Eppure ogni rivoluzione, a maggior ragione quelle che più appaiono incompiute, lascia tanti delusi. Così accade anche in casa post-grillina dove, con l’addio polemico al M5s, Dino Giarrusso, eurodeputato ed ex Iena, ha annunciato l’intenzione di allestire un “nuovo” M5s. Un Movimento che si ispiri all’ortodossia pentastellata, che rispetti i punti cardine propugnati dalla creatura politica di Beppe Grillo. Il compito però sembra gravoso, tanti ci hanno provato prima di lui senza approdare a granché. Nemmeno Alessandro Di Battista, il grande ex, l’unico effettivamente dotato di un importante seguito nella base pentastellata, ha concretizzato l’idea che, peraltro, viene agitata ogni tre per due anche da Davide Casaleggio.

Al di là dei tentativi, i delusi però rimangono e sono tanti. Valgono, almeno, il 4,5 per cento dei sondaggi.

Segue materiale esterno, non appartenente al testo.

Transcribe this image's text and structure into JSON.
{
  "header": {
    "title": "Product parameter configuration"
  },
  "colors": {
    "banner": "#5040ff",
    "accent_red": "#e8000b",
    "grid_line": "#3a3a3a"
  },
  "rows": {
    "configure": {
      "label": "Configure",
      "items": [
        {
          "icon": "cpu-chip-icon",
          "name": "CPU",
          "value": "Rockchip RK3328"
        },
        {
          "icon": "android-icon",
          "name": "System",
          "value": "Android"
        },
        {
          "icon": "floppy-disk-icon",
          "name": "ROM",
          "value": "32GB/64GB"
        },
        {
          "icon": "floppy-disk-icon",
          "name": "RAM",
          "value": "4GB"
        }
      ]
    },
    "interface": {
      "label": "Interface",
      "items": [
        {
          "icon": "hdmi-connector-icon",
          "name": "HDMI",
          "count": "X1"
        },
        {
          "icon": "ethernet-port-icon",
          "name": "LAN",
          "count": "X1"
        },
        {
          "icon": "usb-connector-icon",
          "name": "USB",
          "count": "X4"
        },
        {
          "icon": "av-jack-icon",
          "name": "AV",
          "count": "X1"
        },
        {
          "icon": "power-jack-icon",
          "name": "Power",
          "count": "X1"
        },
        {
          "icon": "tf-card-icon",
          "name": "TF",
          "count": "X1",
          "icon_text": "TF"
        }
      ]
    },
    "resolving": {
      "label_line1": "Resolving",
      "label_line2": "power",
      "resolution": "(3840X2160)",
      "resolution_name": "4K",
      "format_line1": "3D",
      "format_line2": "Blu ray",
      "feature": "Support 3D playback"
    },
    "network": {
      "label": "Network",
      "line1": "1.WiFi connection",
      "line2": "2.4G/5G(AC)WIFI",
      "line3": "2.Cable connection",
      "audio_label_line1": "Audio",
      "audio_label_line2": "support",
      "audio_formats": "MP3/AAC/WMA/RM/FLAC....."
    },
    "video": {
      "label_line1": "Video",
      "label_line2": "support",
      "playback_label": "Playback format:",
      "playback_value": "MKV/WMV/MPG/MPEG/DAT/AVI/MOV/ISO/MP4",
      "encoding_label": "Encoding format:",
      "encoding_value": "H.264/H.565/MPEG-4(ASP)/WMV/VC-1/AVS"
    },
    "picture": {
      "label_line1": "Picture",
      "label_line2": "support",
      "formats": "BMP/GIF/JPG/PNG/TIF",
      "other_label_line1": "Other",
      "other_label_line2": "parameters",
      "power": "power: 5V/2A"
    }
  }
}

E lo sa benissimo Gianluigi Paragone che, abbandonato rumorosamente il M5s con cui aveva conquistato uno scranno da senatore, s’è lanciato nell’avventura di Italexit. Paragone vince, finora, perché è immediatamente riconoscibile e, soprattutto, perché ha lasciato perdere la mozione dei sentimenti e si è concentrato sui temi. La nostalgia, infatti, non è roba che funziona granché in politica. Piuttosto che agitare la bandiera della rivoluzione tradita e dell’ortodossia s’è intestata la battaglia dell’uscita dall’euro e dall’Unione Europea. Paragone ragiona con quell’elettorato che nel 2018 ha scelto di punire i suoi riferimenti consolidati sostenendo proprio il M5s. Recupera i delusi della sinistra, ma anche quelli della Lega e di Fratelli d’Italia, come ha sostenuto in un’intervista rilasciata nei giorni scorsi all’Huffington Post, che non si sentono rappresentati dalla svolta atlantista ed europeista della Meloni. Gianluigi Paragone si muove bene in un milieu digitale fatto di blog, associazioni, comitati locali, realtà piccole o microscopiche a cui, però, il web offre impensabili opportunità di visibilità, di contatti, di avvicinamento e di organizzazione. Gli invisibili della rete, i pesci piccoli che fanno sistema: uno dei punti di forza del M5s che adesso rischia di ritorcersi contro. Insomma, nonostante la normalizzazione dei pentastellati, un elettorato no euro, affezionato a quella retorica del primo Grillo politico, c’è ancora. Trasversale, contro il mainstream, sogna un’Italia affrancata dall’Ue e svincolata dall’Occidente. Vale (per ora) il 4,5 per cento dei sondaggi. Giarrusso con il suo nuovo M5s riuscirà a inserirsi nella partita?